Radiology Coding Alert

Reporting 77300 Multiple Times? Read This First

Know your carrier's requirement and restrictions

If you're reporting CPT 77300 multiple times on a single claim, you'd better know your carrier's requirements and restrictions for this code. To speed reimbursement and reduce denials, check with your insurer before you report 77300 more than once per port per volume, for each treatment setup.

Some carriers will reimburse 77300(Basic radiation dosimetry calculation, central axis depth dose calculation, TDF, NSD, gap calculation, off-axis factor, tissue inhomo-geneity factors, calculation of nonionizing radiation surface and depth dose, as required during course of treatment, only when prescribed by the treating physician) each time you perform a basic dosimetry calculation, as long as the medical record documentation includes a specific order for the service and the calculation is considered medically necessary.

Basic dosimetric calculations may include central axis depth dose, time dose factor, nominal standard dose, gap calculation, off-axis factor, tissue inhomogeneity factors, monitor unit calculation(s) for photon or electron fields, breast angle, point calculations, etc.

For example, if your radiation oncologist orders monitor units for breast tangents while treating breast cancer (174.x), that volume will result in two dosimetry calculations - one for each tangent or portal. Your carrier should accept 77300 x 2 for the two monitor units, using the ICD-9 code of 174.x each time, says Deborah I. Churchill, RTT, president of Churchill Consulting Inc., a Killingworth, Conn., consulting firm.

Reassess if Tumor Volumes Change

Most carriers will pay only once per port, per treatment setup, says James E. Hugh III, MHA, vice president of AMAC, a consulting, coding and billing firm in Atlanta. If your radiation oncologist treats a brain tumor patient (191.x) with six ports requiring dosimetry calculations, you should report six units of 77300, with 191.x as the diagnosis code. If the patient's condition changes, however, your carrier should allow you to report additional units of 77300.

For instance, if the patient requires further treatment after the tumor's volume changes such as occurs in a boost situation, and your radiation oncologist treats the patient with six new ports, you can bill for six additional calculations, Hugh says.

But an exception would arise if your radiation oncologist performed dosimetry calculations with two ports on a patient with prostate cancer (185) and the ports represented mirror images, such as anterior and posterior. In this case, you could report 77300 only once because the images are calculations of the same size, field, shape and depth.

As of July 1, the National Correct Coding Initiative, version 9.2, allows you to report 77300 and 77301 (Intensity modulated radiotherapy plan, including dose-volume histograms for target and critical structure partial tolerance specifications) on the same date of service. An example of when you might report both codes is if your radiation oncologist treated a patient for a five-field prostate cancer IMRT.

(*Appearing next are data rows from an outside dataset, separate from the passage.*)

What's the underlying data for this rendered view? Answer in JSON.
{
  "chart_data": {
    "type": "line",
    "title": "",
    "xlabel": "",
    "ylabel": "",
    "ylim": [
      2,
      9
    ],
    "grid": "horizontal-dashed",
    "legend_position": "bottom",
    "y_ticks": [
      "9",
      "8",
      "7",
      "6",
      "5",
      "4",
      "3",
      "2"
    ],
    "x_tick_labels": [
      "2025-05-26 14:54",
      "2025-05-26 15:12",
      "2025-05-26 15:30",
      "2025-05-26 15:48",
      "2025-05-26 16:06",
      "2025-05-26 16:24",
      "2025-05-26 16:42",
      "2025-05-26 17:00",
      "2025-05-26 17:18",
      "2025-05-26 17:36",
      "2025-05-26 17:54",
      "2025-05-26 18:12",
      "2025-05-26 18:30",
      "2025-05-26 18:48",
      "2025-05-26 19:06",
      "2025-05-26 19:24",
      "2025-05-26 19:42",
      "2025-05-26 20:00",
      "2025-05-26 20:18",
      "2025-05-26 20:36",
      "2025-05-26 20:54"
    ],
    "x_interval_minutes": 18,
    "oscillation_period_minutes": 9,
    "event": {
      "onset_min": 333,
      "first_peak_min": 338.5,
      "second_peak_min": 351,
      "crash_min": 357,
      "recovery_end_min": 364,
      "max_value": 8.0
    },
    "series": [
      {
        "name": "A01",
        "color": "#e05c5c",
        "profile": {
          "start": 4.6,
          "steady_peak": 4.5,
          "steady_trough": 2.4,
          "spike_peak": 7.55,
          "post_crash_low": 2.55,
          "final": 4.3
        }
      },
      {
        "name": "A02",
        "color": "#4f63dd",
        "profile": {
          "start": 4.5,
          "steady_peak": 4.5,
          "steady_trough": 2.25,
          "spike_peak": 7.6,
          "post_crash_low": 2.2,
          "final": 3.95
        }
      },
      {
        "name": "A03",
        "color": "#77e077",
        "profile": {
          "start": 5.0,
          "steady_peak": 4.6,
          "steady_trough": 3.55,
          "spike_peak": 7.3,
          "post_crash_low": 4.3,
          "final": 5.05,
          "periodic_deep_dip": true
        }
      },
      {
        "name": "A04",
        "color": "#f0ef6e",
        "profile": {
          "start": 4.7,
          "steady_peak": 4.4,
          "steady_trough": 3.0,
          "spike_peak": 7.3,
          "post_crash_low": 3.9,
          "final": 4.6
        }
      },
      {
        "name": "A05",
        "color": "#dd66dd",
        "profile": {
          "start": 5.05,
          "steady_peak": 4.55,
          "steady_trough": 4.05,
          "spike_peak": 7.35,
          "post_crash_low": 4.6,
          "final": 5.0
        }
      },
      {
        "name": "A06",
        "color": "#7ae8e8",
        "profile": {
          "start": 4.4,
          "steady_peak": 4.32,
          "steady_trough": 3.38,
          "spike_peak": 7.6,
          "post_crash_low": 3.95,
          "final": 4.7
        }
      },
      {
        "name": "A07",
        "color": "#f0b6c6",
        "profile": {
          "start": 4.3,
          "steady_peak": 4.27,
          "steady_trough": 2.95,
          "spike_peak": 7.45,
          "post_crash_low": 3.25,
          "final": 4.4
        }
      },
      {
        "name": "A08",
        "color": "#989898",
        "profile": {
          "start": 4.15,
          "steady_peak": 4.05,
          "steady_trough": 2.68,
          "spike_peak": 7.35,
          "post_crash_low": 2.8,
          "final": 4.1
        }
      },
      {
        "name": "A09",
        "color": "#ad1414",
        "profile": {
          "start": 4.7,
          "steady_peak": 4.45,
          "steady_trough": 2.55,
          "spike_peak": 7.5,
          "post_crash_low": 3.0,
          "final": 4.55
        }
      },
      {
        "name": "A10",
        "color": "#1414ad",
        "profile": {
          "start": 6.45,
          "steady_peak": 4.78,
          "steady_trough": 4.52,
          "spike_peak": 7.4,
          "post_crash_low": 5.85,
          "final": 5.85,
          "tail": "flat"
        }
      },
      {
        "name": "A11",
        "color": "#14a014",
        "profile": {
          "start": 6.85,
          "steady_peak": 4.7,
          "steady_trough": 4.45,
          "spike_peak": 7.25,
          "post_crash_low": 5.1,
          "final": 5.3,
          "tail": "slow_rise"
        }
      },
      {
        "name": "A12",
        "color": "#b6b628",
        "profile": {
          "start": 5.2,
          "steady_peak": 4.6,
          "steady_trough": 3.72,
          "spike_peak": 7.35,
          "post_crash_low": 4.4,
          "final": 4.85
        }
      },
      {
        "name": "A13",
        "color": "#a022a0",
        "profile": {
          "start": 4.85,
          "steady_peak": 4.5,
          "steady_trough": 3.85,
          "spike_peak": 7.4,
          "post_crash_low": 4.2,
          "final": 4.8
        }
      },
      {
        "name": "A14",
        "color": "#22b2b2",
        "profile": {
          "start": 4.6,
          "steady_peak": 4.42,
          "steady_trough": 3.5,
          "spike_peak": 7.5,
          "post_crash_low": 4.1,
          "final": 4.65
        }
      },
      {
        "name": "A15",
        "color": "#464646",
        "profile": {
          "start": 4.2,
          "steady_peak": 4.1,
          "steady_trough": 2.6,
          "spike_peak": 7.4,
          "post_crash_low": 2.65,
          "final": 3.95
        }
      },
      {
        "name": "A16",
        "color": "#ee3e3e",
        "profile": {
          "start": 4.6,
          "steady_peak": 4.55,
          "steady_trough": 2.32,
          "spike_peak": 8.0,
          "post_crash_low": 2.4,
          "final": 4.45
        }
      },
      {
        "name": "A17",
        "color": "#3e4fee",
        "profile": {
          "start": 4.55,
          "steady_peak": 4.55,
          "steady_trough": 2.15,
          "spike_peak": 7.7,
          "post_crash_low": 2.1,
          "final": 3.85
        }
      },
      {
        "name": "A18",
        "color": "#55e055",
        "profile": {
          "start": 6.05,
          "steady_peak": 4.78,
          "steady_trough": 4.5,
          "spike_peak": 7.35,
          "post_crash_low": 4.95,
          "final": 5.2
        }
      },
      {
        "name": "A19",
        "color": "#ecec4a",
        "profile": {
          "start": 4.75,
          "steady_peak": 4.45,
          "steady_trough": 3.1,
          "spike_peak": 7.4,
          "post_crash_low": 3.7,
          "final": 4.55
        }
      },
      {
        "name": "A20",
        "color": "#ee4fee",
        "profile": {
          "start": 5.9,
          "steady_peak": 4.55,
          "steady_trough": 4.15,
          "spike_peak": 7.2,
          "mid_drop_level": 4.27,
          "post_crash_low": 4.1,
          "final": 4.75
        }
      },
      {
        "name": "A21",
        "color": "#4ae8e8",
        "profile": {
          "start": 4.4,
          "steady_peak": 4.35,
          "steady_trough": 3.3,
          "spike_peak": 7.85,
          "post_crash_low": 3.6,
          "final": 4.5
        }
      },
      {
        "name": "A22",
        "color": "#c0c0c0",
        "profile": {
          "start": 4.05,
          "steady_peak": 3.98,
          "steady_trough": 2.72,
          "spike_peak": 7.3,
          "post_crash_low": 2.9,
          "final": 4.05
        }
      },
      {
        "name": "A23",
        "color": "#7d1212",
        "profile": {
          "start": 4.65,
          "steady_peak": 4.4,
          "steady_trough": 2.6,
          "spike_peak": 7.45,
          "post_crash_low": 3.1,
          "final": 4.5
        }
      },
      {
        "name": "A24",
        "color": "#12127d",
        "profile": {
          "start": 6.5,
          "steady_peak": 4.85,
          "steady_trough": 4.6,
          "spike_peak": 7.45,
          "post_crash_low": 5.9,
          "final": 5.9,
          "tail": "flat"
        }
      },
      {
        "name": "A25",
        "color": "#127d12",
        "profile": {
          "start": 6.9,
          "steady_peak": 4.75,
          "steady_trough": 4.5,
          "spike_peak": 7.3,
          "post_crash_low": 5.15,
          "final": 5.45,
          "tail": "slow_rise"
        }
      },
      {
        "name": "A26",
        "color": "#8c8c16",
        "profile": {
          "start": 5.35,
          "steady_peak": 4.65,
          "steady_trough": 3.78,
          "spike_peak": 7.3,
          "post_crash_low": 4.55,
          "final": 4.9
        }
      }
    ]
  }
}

You should report 77301 for the intensity modulated radiotherapy (IMRT) isodose plan, which generates five dosimetry calculations. To report the basic dosimetry calculations with IMRT, you must also perform a second algorithmic calculation, Churchill says. "This can only be performed by using separate specialized computer software, as the monitor units cannot be hand-calculated
with IMRT," she says. "You cannot separately report the computer-generated monitor units, but you can bill for a separate basic dosimetry (77300) for each separate algorithmic calculation. That number should match the number of full portals treated using IMRT."